DOI-USGS / ds-pipelines-targets-example-wqp

An example targets pipeline for pulling data from the Water Quality Portal (WQP)
Other
10 stars 14 forks source link

Unexpected branches in `p1_wqp_data_aoi` rebuilding with change in AOI #63

Closed lekoenig closed 2 years ago

lekoenig commented 2 years ago

If I expand the area of interest to include new grids in p1_global_grid_aoi, I expect that those unchanged grids will be skipped when building p1_wqp_data_aoi since those inventory data have not changed. Instead, all branches seem to be re-building!

For this example, I've used the wqp args below and modified p1_AOI_sf to represent a rectangular polygon rather than a triangle. I then ran tar_make().

# Define which parameter groups (and CharacteristicNames) to return from WQP 
# options for parameter groups are represented in first level of 1_fetch/cfg/wqp_codes.yml
param_groups_select <- c('conductivity')

# Specify coordinates that define the spatial area of interest
# lat/lon are referenced to WGS84
coords_lon <- c(-77.063, -75.333, -75.437)
coords_lat <- c(40.547, 41.029, 39.880)
  # Create a spatial (sf) object representing the area of interest
  tar_target(
    p1_AOI_sf,
    {
      aoi <- sf::st_as_sf(p1_AOI, coords = c("lon","lat"), crs = 4326) %>%
        summarize(geometry = st_combine(geometry)) %>%
        sf::st_cast("POLYGON")
      sf::st_bbox(aoi) %>%
        st_as_sfc()
    }
  ),

Now, say I want to expand the area of interest to capture sites further westward, so I adjust the lat/lon in _targets.R:

coords_lon <- c(-77.63, -75.333, -75.437)

Here's a visual of the expanded AOI, where the new AOI is in black on top of the old AOI in blue. The only data that should change therefore, are the sites in grids 11572 and 11752.

Rplot

But when I re-run tar_make(), data is re-downloaded for all of the 1639 sites 😱

...
* start branch p1_wqp_data_aoi_f5119172
Retrieving WQP data for sites 1:83
* built branch p1_wqp_data_aoi_f5119172
* start branch p1_wqp_data_aoi_923ae52f
Retrieving WQP data for sites 84:190
* built branch p1_wqp_data_aoi_923ae52f
* start branch p1_wqp_data_aoi_20d55077
Retrieving WQP data for sites 191:690
* built branch p1_wqp_data_aoi_20d55077
* start branch p1_wqp_data_aoi_03c2aacd
Retrieving WQP data for sites 691:1190
* built branch p1_wqp_data_aoi_03c2aacd
* start branch p1_wqp_data_aoi_75169c97
Retrieving WQP data for sites 1191:1396
* built branch p1_wqp_data_aoi_75169c97
* start branch p1_wqp_data_aoi_67aa4733
Retrieving WQP data for sites 1397:1639
...
lekoenig commented 2 years ago

To me, there are two likely culprits here:

  1. We currently include an attribute called site_n in p1_site_counts_grouped. The site number was meant to be useful to inform the user about the progress of the data download step. However, if we expand the AOI, I could see these site numbers being re-tabulated, thus triggering a full download.
  2. The lat/lon fields in p1_site_counts_grouped are of class numeric, however they appear to have site or row numbers attached, for example:
> tar_load(p1_site_counts_grouped)
> class(p1_site_counts_grouped$lat)
[1] "numeric"
> p1_site_counts_grouped$lat[1]
     67 
39.9389 
> 

If those values ("67" above) get changed, I wonder if that triggers a rebuild of all the data. In either case, it would probably be more robust to coerce lat and lon to numeric in transform_site_locations().

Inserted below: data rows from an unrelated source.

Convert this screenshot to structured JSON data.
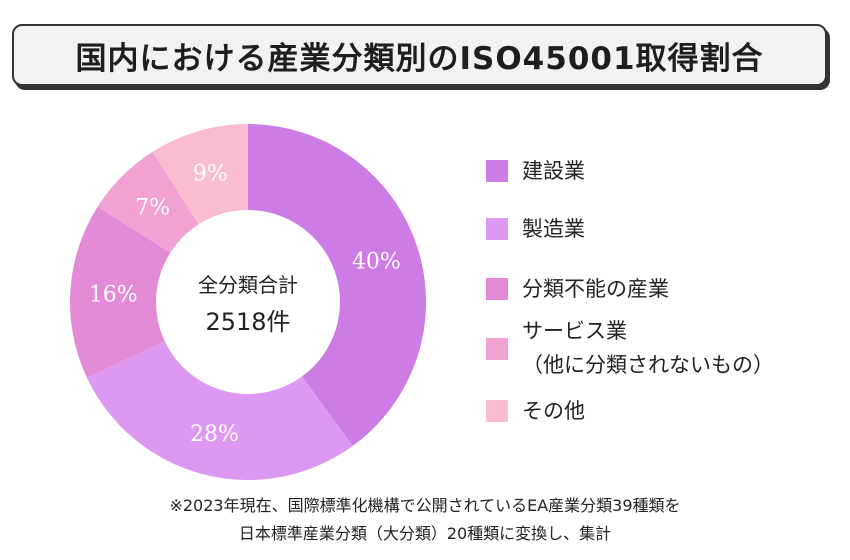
{
  "header": {
    "title": "国内における産業分類別のISO45001取得割合"
  },
  "chart_data": {
    "type": "pie",
    "donut": true,
    "categories": [
      "建設業",
      "製造業",
      "分類不能の産業",
      "サービス業（他に分類されないもの）",
      "その他"
    ],
    "values": [
      40,
      28,
      16,
      7,
      9
    ],
    "value_labels": [
      "40%",
      "28%",
      "16%",
      "7%",
      "9%"
    ],
    "colors": [
      "#cd7ce6",
      "#dd98f2",
      "#e38ad6",
      "#f1a2d2",
      "#f9bdd2"
    ],
    "center_text": {
      "line1": "全分類合計",
      "line2": "2518件"
    },
    "legend_position": "right"
  },
  "legend": {
    "items": [
      {
        "label": "建設業",
        "sub": "",
        "color": "#cd7ce6"
      },
      {
        "label": "製造業",
        "sub": "",
        "color": "#dd98f2"
      },
      {
        "label": "分類不能の産業",
        "sub": "",
        "color": "#e38ad6"
      },
      {
        "label": "サービス業",
        "sub": "（他に分類されないもの）",
        "color": "#f1a2d2"
      },
      {
        "label": "その他",
        "sub": "",
        "color": "#f9bdd2"
      }
    ]
  },
  "footnote": {
    "line1": "※2023年現在、国際標準化機構で公開されているEA産業分類39種類を",
    "line2": "日本標準産業分類（大分類）20種類に変換し、集計"
  }
}
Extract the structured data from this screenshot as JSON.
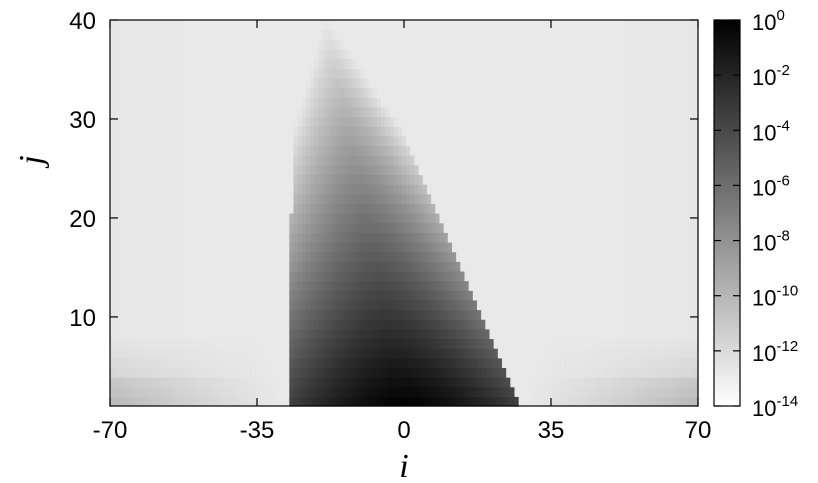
{
  "chart_data": {
    "type": "heatmap",
    "xlabel": "i",
    "ylabel": "j",
    "xlim": [
      -70,
      70
    ],
    "ylim": [
      1,
      40
    ],
    "x_ticks": [
      "-70",
      "-35",
      "0",
      "35",
      "70"
    ],
    "x_tick_values": [
      -70,
      -35,
      0,
      35,
      70
    ],
    "y_ticks": [
      "10",
      "20",
      "30",
      "40"
    ],
    "y_tick_values": [
      10,
      20,
      30,
      40
    ],
    "colorbar": {
      "scale": "log",
      "range": [
        1e-14,
        1
      ],
      "colormap": "white-to-black",
      "ticks": [
        {
          "base": "10",
          "exp": "0",
          "value": 1
        },
        {
          "base": "10",
          "exp": "-2",
          "value": 0.01
        },
        {
          "base": "10",
          "exp": "-4",
          "value": 0.0001
        },
        {
          "base": "10",
          "exp": "-6",
          "value": 1e-06
        },
        {
          "base": "10",
          "exp": "-8",
          "value": 1e-08
        },
        {
          "base": "10",
          "exp": "-10",
          "value": 1e-10
        },
        {
          "base": "10",
          "exp": "-12",
          "value": 1e-12
        },
        {
          "base": "10",
          "exp": "-14",
          "value": 1e-14
        }
      ]
    },
    "distribution": {
      "description_values": "peak value 1 at i=0, j=1; nonzero region bounded by i≈-28 on the left and a slanted right edge from i≈28 at j=1 to i≈-12 at j=38",
      "peak": {
        "i": 0,
        "j": 1,
        "value": 1
      },
      "background_value": 1e-13
    }
  }
}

jordansread commented 2 years ago

That's a tricky gotcha - helpful info for inspection causes a greedy rebuild.

One way to handle that and retain the intent of the site_n information would be to use group_site_n instead, which would be site_n, but restarts at 1 for each of the groups. For example, you'd have two group_site_n values of "1" if you had two groups.

Looks like p1_site_counts_grouped$lat is perhaps a named vector? Like c("67" = 39.9389)